Q&A: Faith and the Laws of the Sabbath
Faith and the Laws of the Sabbath
Question
Have a good week, Rabbi. I have two questions, with your permission.
1. Is removing eye discharge on the Sabbath permitted? Or is it prohibited משום as shearing?
2. I often feel a bit disconnected from Jewish law, as if it isn’t really what I want, and as if I’d prefer to live my life for myself. Does the Rabbi think this is arrogance? I’m drawn to ideas of self-actualization, or like Nietzsche for example, when he talks about a person who truly lives, as who he really is, a life rich in creativity and aesthetics. Now of course, thoughts are duty-free (a German proverb), and since on the whole I have an intuition that God exists and the Torah is true, I observe (or try to), but this is still a thought that has been in my head for several months and draws me in, and it causes my service of God to be colder (“Why does He need this? Why can’t I live for myself?”), and of course that is not whole, since one should serve Him, may He be blessed, with joy. I would very much like to explore this issue, and perhaps give room to this direction in life (it also shows, in my opinion, that secular life too can be rich and meaningful), but I keep thinking that this is arrogance toward God, may He be blessed, and an attempt to escape the commandments, and that I am a small, lowly, dark creature who needs to live according to Jewish law, although it’s clear that if rationally I’m with religion then I’ll continue with religion. What does the Rabbi think? Is casting doubt on my basic assumptions (the revelation at Mount Sinai) in order to examine this direction, which is very appealing to me from a values standpoint, justified? Or is it arrogance/an attempt to escape?
Answer
1. The eye discharge is not really attached to the body (and of course it does not draw nourishment from it), so clearly this is not shearing.
2. See my columns on meaning. Meaning has significance only if it is determined by an external factor. Doing whatever you feel like is not meaningful. A person does not determine moral rules for himself, and therefore it also should not bother you that Jewish law is determined for us from the outside. We have the freedom to interpret it and to choose what to focus on and in what way to fulfill it. That is far more meaningful than someone acting in a vacuum. See the series on freedom and liberty.
Discussion on Answer
Read again what I wrote. Values are always forced on you like a mountain held over your head—morality and Jewish law alike.

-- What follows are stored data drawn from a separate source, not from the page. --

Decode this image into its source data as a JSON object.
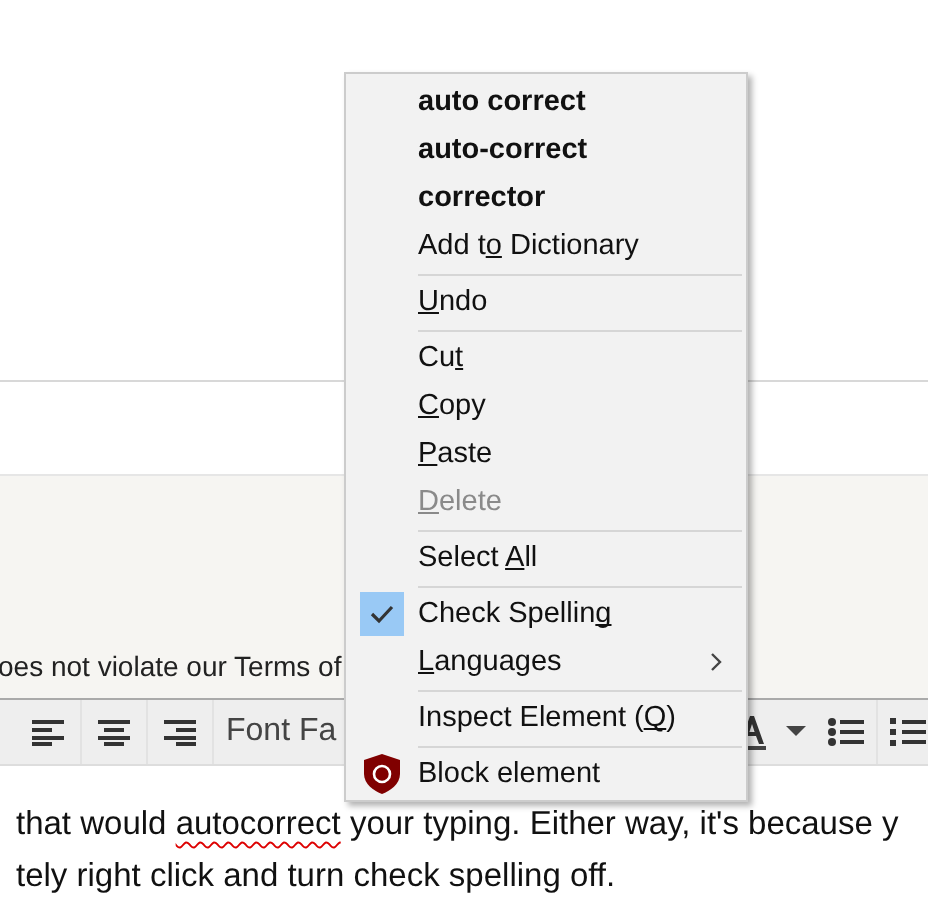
{
  "notice": {
    "text": "oes not violate our Terms of"
  },
  "toolbar": {
    "left": [
      {
        "kind": "align-left"
      },
      {
        "kind": "align-center"
      },
      {
        "kind": "align-right"
      }
    ],
    "font_family": "Font Fa",
    "right": [
      {
        "kind": "text-color"
      },
      {
        "kind": "caret"
      },
      {
        "kind": "bullet-list"
      },
      {
        "kind": "numbered-list"
      }
    ]
  },
  "body": {
    "lines": [
      {
        "parts": [
          {
            "text": "that would ",
            "misspelled": false
          },
          {
            "text": "autocorrect",
            "misspelled": true
          },
          {
            "text": " your typing. Either way, it's because y",
            "misspelled": false
          }
        ]
      },
      {
        "parts": [
          {
            "text": "tely right click and turn check spelling off.",
            "misspelled": false
          }
        ]
      }
    ]
  },
  "context_menu": {
    "items": [
      {
        "kind": "suggestion",
        "label": [
          {
            "text": "auto correct",
            "underlined": false
          }
        ],
        "disabled": false
      },
      {
        "kind": "suggestion",
        "label": [
          {
            "text": "auto-correct",
            "underlined": false
          }
        ],
        "disabled": false
      },
      {
        "kind": "suggestion",
        "label": [
          {
            "text": "corrector",
            "underlined": false
          }
        ],
        "disabled": false
      },
      {
        "kind": "command",
        "label": [
          {
            "text": "Add t",
            "underlined": false
          },
          {
            "text": "o",
            "underlined": true
          },
          {
            "text": " Dictionary",
            "underlined": false
          }
        ],
        "disabled": false
      },
      {
        "kind": "separator"
      },
      {
        "kind": "command",
        "label": [
          {
            "text": "U",
            "underlined": true
          },
          {
            "text": "ndo",
            "underlined": false
          }
        ],
        "disabled": false
      },
      {
        "kind": "separator"
      },
      {
        "kind": "command",
        "label": [
          {
            "text": "Cu",
            "underlined": false
          },
          {
            "text": "t",
            "underlined": true
          }
        ],
        "disabled": false
      },
      {
        "kind": "command",
        "label": [
          {
            "text": "C",
            "underlined": true
          },
          {
            "text": "opy",
            "underlined": false
          }
        ],
        "disabled": false
      },
      {
        "kind": "command",
        "label": [
          {
            "text": "P",
            "underlined": true
          },
          {
            "text": "aste",
            "underlined": false
          }
        ],
        "disabled": false
      },
      {
        "kind": "command",
        "label": [
          {
            "text": "D",
            "underlined": true
          },
          {
            "text": "elete",
            "underlined": false
          }
        ],
        "disabled": true
      },
      {
        "kind": "separator"
      },
      {
        "kind": "command",
        "label": [
          {
            "text": "Select ",
            "underlined": false
          },
          {
            "text": "A",
            "underlined": true
          },
          {
            "text": "ll",
            "underlined": false
          }
        ],
        "disabled": false
      },
      {
        "kind": "separator"
      },
      {
        "kind": "checkbox",
        "label": [
          {
            "text": "Check Spellin",
            "underlined": false
          },
          {
            "text": "g",
            "underlined": true
          }
        ],
        "disabled": false,
        "checked": true
      },
      {
        "kind": "submenu",
        "label": [
          {
            "text": "L",
            "underlined": true
          },
          {
            "text": "anguages",
            "underlined": false
          }
        ],
        "disabled": false
      },
      {
        "kind": "separator"
      },
      {
        "kind": "command",
        "label": [
          {
            "text": "Inspect Element (",
            "underlined": false
          },
          {
            "text": "Q",
            "underlined": true
          },
          {
            "text": ")",
            "underlined": false
          }
        ],
        "disabled": false
      },
      {
        "kind": "separator"
      },
      {
        "kind": "extension",
        "label": [
          {
            "text": "Block element",
            "underlined": false
          }
        ],
        "disabled": false
      }
    ]
  }
}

It’s not doing whatever you feel like… I mean, yes, it is living according to your own desires, but of course there is morality, and it’s not an unrestrained slide into hedonism. I’m talking about self-overcoming, about constantly progressing and living according to the values that matter to you—just that you yourself believe in them and choose them, and they weren’t forced on you like a mountain held over your head. Why do you think that isn’t possible, Rabbi?
2. If that’s really so, how does the Rabbi suggest dealing with the difficulty of the burden of the commandments and with the very fact that a person is “a small, lowly, dark creature”?